= T. J. Collins =

American architect

Thomas Jasper Collins (August 2, 1844 - October 6, 1925), commonly known as T. J. Collins, was an American architect. He served in the Union Army during the American Civil War and later became an architect, practicing first in Washington, D.C., before moving to Staunton, Virginia in 1890. His firm became T. J. Collins & Sons which continued to operate in the 1990s under the management of Collins' grandson. He is credited with the design of numerous courthouses in Virginia and over 200 buildings in Staunton from 1891 to 1911. T.J. Collins retired in 1911; the firm was then run by his sons William and Samuel Collins.

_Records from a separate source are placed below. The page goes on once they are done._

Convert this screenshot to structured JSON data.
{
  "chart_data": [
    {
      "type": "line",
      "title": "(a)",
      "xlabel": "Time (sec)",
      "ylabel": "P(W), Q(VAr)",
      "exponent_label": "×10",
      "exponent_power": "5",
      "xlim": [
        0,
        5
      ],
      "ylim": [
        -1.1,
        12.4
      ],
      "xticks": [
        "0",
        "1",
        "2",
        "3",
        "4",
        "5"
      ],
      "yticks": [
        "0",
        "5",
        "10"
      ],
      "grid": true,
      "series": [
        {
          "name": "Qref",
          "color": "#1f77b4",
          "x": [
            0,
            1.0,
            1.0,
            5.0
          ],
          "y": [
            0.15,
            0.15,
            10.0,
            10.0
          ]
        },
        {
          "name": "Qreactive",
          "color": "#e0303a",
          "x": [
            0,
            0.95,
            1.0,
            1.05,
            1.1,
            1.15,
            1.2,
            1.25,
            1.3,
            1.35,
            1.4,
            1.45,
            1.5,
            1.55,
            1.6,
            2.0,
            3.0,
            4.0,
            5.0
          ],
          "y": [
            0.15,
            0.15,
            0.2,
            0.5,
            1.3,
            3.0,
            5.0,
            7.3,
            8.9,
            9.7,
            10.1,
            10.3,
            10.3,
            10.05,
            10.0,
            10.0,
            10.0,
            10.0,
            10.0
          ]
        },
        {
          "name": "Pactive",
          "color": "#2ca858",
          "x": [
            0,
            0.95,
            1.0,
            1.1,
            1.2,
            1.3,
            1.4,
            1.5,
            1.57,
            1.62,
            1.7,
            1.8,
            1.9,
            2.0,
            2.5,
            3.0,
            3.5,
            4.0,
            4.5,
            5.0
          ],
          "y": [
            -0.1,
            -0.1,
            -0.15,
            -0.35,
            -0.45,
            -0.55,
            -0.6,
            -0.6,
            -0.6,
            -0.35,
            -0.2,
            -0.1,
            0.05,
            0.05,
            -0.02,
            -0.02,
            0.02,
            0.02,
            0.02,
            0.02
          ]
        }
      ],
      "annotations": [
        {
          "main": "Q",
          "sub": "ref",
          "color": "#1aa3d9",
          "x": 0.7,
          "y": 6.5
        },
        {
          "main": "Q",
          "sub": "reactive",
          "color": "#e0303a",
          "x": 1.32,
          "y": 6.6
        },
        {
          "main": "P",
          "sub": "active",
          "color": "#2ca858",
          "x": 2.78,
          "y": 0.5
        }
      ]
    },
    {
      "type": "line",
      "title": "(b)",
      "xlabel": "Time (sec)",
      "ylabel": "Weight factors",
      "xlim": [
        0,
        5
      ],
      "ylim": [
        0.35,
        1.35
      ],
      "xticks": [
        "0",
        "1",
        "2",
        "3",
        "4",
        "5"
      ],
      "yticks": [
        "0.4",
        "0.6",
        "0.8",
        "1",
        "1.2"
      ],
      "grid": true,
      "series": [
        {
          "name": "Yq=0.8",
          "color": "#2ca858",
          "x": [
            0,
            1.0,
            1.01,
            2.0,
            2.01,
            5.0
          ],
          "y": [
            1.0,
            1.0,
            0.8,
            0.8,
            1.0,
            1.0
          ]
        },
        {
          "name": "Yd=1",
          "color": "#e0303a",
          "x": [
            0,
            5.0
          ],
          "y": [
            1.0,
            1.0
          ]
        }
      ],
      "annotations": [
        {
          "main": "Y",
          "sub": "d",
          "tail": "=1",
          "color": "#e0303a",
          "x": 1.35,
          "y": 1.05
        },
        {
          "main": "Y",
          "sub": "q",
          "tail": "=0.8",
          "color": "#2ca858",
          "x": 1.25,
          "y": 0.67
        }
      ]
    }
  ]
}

A number of Collins' and the firm's works are listed on the National Register of Historic Places.

Works include:
- Augusta County Courthouse, 1 E. Johnson St., Staunton, Virginia (Collins, T. J.), NRHP-listed
- Augusta Military Academy, N of Staunton on U.S. 11, Fort Defiance, Virginia (Collins, T. J.), NRHP-listed
- 1921 expansion of Augusta Stone Church, N of Staunton on U.S. 11, Fort Defiance, Virginia (Collins, T. J.), NRHP-listed
- Bath County Courthouse, built 1913–14, across the road to the north of Oakley Farm
- Beverley Historic District, U.S. 250 and VA 254, Staunton, Virginia (Collins, T. J.), NRHP-listed
- Breezy Hill, 1220 N. Augusta St., Staunton, Virginia (Collins, T. J.), NRHP-listed
- Cobble Hill Farm, 101 Woodlee Rd., Staunton, Virginia (Collins, T. J. and Sons), NRHP-listed
- Fishburne Military School, 225 S. Wayne Ave., Waynesboro, Virginia (Collins, T. J., & Sons), NRHP-listed
- Gospel Hill Historic District, Roughly bounded by E. Beverly, N. Market, E. Frederick and Kalorama Sts., Staunton, Virginia (Collins, T. J. & Son), NRHP-listed
- Arista Hoge House, 215 Kalorama St., Staunton, Virginia (Collins & Hackett), NRHP-listed
- Kable House, 310 Prospect St., Staunton, Virginia (Collins, T. J. & Son), NRHP-listed
- C. W. Miller House, 210 N. New St., Staunton, Virginia (Collins, T. J.), NRHP-listed
- National Valley Bank, 12-14 W. Beverly St., Staunton, Virginia (Collins, T. J. & Son), NRHP-listed
- Oakley Farm, 1921-22 remodelling to Colonial Revival style, 11865 Sam Snead Highway (US 220) Warm Springs, Virginia (Collins, T. J. & Sons), NRHP-listed
- Rockingham County Courthouse, Courthouse Square Harrisonburg, Virginia (Collins, T. J.), NRHP-listed
- Staunton station of the Chesapeake and Ohio Railway, Middlebrook Avenue, Staunton, Virginia.